But singling out neighborhoods by the religion of its residents for increased surveillance is unconstitutional and would lead to lawsuits, said Hina Shamsi, director of the ACLU's National Security Project. A similar initiative to allow police to monitor Muslim communities in New York under former New York City mayor Michael Bloomberg was attacked in federal court and was largely curtailed following a court settlement earlier this year, she said.

Texas Sen. Ted Cruz waves as he arrives to speak at a forum in Pewaukee, Wis., on March 23, 2016.

"Religious profiling is unconstitutional," Shamsi said. "Religious freedom and equal protection of the law are two of the fundamental rights the founders enshrined in our constitutional. Any kind of program that singled out Muslims or any faith or minority community for warrantless surveillance would violate those rights."

Despite constitutional questions, rhetoric like Cruz's and Trump's are striking a strong chord among many GOP primary voters. A February University of Texas/Texas Tribune poll found that 62% of Texas Republicans supported banning non-U.S. Muslims from entering the USA.

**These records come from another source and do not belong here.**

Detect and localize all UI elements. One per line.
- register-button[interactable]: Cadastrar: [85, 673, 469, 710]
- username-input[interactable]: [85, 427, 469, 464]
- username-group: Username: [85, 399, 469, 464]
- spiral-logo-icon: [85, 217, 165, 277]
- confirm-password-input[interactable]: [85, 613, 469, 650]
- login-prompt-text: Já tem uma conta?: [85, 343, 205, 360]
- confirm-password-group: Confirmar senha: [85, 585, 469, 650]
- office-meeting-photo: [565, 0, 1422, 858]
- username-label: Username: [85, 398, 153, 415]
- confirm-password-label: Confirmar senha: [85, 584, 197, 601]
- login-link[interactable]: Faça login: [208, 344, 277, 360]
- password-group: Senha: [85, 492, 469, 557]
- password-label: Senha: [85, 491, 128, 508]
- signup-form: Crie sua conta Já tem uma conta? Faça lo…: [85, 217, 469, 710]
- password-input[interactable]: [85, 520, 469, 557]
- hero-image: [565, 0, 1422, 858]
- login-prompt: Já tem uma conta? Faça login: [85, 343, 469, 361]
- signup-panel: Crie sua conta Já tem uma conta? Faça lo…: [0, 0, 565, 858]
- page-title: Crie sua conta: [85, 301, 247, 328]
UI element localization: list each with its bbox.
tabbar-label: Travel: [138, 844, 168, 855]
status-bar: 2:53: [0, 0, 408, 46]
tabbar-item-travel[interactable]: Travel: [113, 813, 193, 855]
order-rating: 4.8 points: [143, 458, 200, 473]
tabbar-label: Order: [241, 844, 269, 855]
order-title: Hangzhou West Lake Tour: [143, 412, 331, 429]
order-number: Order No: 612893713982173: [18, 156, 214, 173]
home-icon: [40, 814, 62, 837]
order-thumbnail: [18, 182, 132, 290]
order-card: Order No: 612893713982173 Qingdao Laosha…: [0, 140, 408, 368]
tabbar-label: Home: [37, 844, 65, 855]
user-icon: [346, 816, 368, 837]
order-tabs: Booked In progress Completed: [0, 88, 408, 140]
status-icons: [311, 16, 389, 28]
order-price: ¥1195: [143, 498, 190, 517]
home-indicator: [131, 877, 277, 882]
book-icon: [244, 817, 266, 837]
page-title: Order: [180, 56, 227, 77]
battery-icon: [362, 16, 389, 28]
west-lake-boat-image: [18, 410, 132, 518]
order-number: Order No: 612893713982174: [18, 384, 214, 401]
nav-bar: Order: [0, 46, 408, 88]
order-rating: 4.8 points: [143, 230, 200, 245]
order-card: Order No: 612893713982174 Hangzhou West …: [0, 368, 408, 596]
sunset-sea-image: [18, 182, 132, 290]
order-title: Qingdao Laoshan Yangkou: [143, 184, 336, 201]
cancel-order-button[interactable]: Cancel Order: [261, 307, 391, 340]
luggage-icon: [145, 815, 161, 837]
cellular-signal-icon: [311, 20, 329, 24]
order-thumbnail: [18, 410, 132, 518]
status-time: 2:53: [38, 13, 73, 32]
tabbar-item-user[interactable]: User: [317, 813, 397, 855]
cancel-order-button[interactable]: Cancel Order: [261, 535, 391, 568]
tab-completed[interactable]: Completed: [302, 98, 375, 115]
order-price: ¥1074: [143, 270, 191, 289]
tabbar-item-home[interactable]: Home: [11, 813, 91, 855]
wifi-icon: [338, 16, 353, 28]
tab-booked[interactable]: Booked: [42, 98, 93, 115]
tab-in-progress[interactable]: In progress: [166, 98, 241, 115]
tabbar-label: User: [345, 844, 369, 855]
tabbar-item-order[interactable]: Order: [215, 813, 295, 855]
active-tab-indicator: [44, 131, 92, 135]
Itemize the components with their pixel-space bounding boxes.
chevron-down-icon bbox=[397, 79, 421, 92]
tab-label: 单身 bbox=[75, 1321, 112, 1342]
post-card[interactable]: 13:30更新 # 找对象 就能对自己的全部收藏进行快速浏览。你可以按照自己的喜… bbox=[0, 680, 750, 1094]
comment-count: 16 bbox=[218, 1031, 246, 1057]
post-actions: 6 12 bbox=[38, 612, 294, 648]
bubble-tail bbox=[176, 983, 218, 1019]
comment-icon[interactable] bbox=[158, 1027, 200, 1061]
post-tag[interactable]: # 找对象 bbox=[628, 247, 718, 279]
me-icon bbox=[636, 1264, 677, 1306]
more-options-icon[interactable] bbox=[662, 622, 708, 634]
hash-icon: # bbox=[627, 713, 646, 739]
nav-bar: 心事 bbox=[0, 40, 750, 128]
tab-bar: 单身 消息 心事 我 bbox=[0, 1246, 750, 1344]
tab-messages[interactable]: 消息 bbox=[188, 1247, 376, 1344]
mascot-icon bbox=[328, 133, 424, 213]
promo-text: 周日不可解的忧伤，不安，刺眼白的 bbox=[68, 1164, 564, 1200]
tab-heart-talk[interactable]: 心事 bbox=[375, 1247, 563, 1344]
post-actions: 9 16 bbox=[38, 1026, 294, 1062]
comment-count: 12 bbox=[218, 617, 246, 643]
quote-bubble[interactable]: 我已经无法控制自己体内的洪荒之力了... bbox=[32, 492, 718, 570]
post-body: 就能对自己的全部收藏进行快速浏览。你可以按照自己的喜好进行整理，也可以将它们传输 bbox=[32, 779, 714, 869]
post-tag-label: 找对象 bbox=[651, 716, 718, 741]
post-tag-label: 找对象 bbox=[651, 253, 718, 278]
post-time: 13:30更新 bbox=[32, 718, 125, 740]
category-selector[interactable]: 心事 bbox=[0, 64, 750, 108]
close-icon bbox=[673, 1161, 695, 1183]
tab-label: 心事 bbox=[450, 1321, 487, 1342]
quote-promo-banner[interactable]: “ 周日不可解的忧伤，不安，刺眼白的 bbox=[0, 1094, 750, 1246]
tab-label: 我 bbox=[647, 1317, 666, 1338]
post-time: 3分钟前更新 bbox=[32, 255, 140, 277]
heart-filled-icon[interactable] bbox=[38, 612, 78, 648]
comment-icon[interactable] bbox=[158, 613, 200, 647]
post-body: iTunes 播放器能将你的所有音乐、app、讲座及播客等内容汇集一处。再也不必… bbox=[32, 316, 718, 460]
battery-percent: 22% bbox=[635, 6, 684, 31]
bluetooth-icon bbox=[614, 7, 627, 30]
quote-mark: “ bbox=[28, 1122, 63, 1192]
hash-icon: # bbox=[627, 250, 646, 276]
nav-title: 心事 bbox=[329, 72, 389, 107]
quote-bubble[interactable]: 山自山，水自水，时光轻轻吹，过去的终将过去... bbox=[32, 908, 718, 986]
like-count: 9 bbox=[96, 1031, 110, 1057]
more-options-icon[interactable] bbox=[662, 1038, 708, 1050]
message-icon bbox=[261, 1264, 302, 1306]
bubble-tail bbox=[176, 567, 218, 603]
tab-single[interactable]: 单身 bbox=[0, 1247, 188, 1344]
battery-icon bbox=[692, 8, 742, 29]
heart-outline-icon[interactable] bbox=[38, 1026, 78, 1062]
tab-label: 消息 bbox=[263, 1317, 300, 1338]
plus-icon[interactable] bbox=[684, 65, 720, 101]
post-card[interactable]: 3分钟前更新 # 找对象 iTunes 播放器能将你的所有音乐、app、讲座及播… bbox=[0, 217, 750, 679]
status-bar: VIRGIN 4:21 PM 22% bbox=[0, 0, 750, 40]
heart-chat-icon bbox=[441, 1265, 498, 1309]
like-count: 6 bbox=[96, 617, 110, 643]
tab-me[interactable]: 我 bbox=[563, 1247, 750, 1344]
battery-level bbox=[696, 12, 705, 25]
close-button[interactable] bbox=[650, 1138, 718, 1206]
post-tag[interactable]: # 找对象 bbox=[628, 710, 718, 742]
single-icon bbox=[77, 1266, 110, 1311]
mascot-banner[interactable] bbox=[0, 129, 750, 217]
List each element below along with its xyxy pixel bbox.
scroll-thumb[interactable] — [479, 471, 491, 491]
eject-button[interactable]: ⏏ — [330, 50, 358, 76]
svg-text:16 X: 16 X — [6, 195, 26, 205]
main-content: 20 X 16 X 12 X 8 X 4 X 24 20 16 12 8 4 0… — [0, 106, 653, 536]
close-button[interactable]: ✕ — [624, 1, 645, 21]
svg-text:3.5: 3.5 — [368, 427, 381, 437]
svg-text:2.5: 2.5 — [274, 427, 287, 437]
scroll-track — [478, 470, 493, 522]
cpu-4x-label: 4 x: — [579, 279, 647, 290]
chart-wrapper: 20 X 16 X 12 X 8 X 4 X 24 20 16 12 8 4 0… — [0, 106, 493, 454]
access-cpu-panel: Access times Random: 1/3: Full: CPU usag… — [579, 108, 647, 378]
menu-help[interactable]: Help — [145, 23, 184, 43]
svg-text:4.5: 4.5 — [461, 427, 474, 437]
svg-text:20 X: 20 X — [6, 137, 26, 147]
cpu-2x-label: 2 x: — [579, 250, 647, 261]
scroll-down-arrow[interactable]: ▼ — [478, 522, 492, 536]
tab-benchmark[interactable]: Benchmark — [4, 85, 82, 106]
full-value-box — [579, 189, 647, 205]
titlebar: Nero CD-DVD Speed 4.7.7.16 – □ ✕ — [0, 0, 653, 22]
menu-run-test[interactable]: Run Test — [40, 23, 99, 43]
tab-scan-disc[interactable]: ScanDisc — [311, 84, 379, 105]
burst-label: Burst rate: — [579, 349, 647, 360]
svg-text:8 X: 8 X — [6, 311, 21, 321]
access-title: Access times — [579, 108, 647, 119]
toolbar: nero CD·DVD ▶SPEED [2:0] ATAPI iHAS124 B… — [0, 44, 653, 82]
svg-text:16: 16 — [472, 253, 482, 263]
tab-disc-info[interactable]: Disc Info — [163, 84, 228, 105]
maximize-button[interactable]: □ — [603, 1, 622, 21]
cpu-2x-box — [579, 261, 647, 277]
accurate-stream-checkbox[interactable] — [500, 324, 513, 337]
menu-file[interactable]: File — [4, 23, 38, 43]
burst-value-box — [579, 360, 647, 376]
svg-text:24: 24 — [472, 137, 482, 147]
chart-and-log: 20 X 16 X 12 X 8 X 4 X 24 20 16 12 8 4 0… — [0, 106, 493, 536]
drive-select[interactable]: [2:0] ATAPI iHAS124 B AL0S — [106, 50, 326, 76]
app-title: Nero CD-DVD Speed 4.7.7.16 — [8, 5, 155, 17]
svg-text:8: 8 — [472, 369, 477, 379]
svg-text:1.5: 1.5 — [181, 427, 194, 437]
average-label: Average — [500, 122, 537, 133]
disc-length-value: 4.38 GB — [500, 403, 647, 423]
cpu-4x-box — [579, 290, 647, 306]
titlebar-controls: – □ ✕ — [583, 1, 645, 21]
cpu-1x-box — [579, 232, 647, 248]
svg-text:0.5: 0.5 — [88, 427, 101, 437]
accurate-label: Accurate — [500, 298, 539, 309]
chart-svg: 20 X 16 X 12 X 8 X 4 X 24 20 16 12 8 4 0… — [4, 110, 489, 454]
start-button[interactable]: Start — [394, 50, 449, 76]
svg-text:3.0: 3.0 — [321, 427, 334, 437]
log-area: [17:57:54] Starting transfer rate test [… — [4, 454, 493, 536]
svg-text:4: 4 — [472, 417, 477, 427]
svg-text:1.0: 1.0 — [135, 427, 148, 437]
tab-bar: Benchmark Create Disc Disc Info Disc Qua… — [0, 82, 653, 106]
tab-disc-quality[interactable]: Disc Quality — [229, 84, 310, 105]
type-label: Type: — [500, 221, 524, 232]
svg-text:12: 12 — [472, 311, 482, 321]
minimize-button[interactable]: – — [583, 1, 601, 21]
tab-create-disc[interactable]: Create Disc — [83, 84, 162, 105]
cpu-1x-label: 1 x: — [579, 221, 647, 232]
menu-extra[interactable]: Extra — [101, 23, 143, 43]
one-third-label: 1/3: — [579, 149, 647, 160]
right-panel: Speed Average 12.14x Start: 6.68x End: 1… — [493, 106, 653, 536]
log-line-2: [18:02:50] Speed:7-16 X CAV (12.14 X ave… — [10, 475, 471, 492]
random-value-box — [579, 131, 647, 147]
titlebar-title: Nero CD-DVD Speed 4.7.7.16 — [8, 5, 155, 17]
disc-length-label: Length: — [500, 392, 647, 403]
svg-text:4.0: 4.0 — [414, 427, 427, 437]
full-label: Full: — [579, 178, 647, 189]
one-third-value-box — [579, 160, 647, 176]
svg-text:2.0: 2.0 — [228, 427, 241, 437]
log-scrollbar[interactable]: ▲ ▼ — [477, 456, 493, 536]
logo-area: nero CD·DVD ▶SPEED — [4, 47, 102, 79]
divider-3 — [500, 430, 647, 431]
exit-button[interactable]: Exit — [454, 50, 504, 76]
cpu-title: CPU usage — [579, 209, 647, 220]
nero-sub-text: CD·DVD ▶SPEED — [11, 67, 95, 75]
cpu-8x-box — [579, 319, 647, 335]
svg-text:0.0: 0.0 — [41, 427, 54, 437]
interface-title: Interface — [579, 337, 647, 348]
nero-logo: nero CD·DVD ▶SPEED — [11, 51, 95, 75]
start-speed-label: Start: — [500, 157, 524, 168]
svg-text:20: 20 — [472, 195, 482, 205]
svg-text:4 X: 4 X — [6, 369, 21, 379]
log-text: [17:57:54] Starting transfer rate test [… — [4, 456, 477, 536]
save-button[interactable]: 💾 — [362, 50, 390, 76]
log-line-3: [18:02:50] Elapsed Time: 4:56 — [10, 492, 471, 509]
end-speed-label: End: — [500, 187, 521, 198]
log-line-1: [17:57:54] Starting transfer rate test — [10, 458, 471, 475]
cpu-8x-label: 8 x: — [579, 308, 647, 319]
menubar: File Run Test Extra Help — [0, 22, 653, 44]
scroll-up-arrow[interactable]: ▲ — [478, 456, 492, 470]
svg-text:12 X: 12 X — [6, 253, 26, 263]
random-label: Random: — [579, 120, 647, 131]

“There’s an audience for what they’re saying,” said James Henson, the poll’s co-author and director of the Texas Politics Project at the University of Texas at Austin. “And they know that.”

In Cruz’s hometown of Houston, home to one of the largest Muslim communities in the country, the candidates' calls to monitor Muslims have brought a mix of anger and trepidation. Since the San Bernardino shooting, the Syrians, Iraqis, Egyptians and other Muslim groups in Houston have sensed an increased hostility toward them, said Shireen Jasser, president of the Syrian American Council of Houston.

Cruz’s latest remarks will only worsen those tensions and further alienate U.S. Muslims, she said.

“It’s something so discriminatory, something so un-American,” Jasser said. “It’s quite frankly shocking.”